AK, dont get me wrong my Fox SX's are sweet compared to the MX's i have, but i do want a wider range of functions, ect.
The reason i was thinking of the Solar alarms is because EVERYONE uses Fox......i dont think i like the Delkims, I think they just look junky for the $ they want for them.....plus i thought the Solar alarms might go better with a Solar SS pod....  ...also something different than the norm...geez about everyone has FOX pods(i know i have 2 of them).

Scott


----------



## PAYARA (Apr 7, 2004)

i swear Scott,we think the same when it comes to tackle  
i hate being the same as everyone else.iam also changing
my set up also.iam looking into alarms big time.im thinking
about Delks,Steve Nev.,or if i can get some CarpSounder
from Germany i will take them over all.i need a new pod.
i SO want an A.Peche man or a CarpSounder.


----------



## PAYARA (Apr 7, 2004)

my thoughts on the Solar alarms....iam not sure what to think.
but if their alarms are anything like the pods they will be top notch


----------



## RiverRat (Apr 5, 2004)

LOL...Greg, let me know what you get so i dont "copy"..lol
Yea my thoughts too, if they make one of the best pods...thier alarms should be too. Everything ive read about them puts them equal or above the best/top dogs on the market....will see.

Hey man, when are we going to hook up and do some carping...your area or mine, makes no diff. to me bro.

Scott


----------



## crappielooker (Apr 5, 2004)

getting greg out of the house is harder than heck..and he doesn't venture anywhere far..heh heh. 
he knows that fall is coming..and the west branch fish will soon be feeding again...i can already feel the force.....can you??? 
and speakin of alarm..i'm going to try and train Rover to wag his tail when the alarm goes off..maybe have him bark or something too..for pizzazz..  it would definitely be different..


----------



## PAYARA (Apr 7, 2004)

yeah,we need to hook up.i have been wanting to do
some fishing down at Hoover  or any place
that has the chance of getting a few largeish Buffs,as
well as carp.but its hard to get there with no transportation  

the fishing down in Columbus seems awsome,so many big lakes,ect
with BIG carp and buffalo.the lakes up here suck!all the big fish lakes
are private,weed choked,or have set hrs.iam through with the small
fish,it gets OLD.i wont fish unless the water gives a chance for big carp.
which explains my recent lack of fishing  I NEED TO GET A THIRTY!!!!!
this year!

i cant bring myself to haul the gear out,fish hard and only catch, 
if iam lucky, a 20 at best.know what i mean?


----------



## johnboy111711 (Apr 7, 2004)

greg, i am telling you, mogadore is the place!


----------



## RiverRat (Apr 5, 2004)

YES Greg, i know what you mean, but big carp are harder to find and catch than big Flathead catfish..guess i just need more time on the bank searching for the parts to complete the carp puzzel.

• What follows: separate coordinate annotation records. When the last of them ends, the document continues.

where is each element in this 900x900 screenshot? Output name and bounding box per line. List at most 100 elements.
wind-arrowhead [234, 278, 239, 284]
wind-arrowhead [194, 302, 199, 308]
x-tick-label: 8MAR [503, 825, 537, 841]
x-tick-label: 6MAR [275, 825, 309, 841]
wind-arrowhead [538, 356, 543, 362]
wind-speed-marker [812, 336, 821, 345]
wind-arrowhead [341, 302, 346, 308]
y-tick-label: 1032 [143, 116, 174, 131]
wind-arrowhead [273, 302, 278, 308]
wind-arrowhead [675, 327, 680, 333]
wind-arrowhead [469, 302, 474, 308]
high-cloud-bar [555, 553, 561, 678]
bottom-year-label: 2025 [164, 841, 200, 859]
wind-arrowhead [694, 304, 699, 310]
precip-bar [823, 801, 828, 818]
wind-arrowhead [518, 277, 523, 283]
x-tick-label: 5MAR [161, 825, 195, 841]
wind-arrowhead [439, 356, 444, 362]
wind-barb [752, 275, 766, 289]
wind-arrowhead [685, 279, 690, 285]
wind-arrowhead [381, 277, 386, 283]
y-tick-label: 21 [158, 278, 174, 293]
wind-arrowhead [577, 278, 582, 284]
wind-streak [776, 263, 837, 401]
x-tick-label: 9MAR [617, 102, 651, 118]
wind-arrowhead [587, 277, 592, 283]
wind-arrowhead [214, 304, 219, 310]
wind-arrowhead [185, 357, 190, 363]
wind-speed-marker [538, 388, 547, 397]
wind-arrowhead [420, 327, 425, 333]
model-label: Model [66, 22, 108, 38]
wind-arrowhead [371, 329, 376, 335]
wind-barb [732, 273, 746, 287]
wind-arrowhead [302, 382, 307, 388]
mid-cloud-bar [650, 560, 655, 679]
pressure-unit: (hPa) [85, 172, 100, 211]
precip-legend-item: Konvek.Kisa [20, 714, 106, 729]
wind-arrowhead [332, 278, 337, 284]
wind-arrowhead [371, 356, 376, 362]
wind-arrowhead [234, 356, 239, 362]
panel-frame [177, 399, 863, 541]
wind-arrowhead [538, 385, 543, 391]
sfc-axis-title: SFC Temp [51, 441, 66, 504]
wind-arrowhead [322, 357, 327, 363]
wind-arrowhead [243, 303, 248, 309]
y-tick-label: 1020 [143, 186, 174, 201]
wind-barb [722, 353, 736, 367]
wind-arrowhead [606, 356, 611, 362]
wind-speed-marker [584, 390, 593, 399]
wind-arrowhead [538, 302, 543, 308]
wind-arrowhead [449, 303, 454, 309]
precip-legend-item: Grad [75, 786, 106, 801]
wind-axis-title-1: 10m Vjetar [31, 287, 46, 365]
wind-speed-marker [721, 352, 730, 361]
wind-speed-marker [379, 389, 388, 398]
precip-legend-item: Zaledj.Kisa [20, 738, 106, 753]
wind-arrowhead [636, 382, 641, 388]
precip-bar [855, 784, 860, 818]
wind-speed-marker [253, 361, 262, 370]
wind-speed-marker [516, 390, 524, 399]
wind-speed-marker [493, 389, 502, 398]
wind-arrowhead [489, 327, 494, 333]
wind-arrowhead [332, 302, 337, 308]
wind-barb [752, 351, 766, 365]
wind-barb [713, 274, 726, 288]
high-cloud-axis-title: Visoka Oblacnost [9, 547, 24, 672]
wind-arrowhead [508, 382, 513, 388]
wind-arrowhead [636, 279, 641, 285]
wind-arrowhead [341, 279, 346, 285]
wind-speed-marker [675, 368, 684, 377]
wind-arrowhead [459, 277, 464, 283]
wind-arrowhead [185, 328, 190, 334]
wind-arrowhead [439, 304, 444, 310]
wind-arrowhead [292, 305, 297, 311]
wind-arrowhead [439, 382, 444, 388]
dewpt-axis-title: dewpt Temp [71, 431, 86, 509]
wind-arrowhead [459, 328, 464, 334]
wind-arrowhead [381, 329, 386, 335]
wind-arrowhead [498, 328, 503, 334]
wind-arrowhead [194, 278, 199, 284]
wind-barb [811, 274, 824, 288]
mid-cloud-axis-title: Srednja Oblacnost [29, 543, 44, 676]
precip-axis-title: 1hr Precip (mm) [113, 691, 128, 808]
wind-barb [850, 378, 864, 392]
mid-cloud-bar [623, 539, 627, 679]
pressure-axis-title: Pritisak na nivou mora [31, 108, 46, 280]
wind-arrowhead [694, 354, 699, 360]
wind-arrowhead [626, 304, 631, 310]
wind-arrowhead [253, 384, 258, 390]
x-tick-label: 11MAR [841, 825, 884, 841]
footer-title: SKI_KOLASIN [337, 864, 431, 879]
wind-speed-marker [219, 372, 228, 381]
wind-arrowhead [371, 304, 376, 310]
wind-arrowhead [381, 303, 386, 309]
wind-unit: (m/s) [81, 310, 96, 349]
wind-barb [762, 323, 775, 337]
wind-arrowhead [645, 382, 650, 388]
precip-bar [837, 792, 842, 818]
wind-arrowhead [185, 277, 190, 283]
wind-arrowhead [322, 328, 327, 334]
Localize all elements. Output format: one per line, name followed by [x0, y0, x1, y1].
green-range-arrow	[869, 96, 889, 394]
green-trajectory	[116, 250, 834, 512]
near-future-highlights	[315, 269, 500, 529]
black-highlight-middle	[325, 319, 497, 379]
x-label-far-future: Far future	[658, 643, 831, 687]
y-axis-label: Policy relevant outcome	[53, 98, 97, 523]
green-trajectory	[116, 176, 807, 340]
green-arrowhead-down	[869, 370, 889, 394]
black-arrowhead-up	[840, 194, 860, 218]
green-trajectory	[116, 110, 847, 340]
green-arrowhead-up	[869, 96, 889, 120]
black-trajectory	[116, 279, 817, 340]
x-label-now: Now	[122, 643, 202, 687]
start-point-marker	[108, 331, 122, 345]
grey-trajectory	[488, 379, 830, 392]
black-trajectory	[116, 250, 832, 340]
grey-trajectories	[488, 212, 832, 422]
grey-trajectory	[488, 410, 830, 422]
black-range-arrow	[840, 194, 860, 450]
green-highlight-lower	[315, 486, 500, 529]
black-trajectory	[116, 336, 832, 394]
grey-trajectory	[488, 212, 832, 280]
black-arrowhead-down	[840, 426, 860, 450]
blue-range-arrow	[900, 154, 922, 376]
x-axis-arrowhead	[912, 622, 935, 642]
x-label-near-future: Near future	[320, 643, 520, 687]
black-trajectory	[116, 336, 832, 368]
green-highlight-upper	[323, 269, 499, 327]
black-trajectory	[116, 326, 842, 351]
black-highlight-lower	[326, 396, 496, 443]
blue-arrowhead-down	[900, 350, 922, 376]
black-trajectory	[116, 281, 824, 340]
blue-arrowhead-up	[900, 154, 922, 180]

But then again, i'll take a 20 any day over ZERO..lol

Also, im going to try to figure out these big river Buffs....you'll be the first to know and get an invite when do.

Scott


----------



## PAYARA (Apr 7, 2004)

John,i know Mog. has some big carp,and some HUGE grassers,
but the lake is still unfishable.the weeds are too thick still to
give a proper presentation in ANY form.i was over there the other
day and it looks bad.i seriously dubt you could give a good presen-
tation even in late Nov.the bottm would just be covered in dead and
decaying weeds.also it would be extremly difficult to land them,with 
the thick weed mats and the shallow water near the bank,almost impos-
sible without getting in the water.another problem is the fact that most
of the bank is lined with trees,makening it hard to work with longer rods.
however iam stil going to have a few more looks over there and will 
probably fish it this fall.

Scott,hey now i'll take the 20's too  dont get me wrong.its
just i have done the 20's now for awhile,and its always nice
to have a fish that size on the mat.but i can only imagine what
its like to put a 30+ common on the mat.a 40,50 would just be
unreal.esspecially if its from OH waters,it would be lot more
meaningful to me atleast,than going to Texas or NY to get it.


----------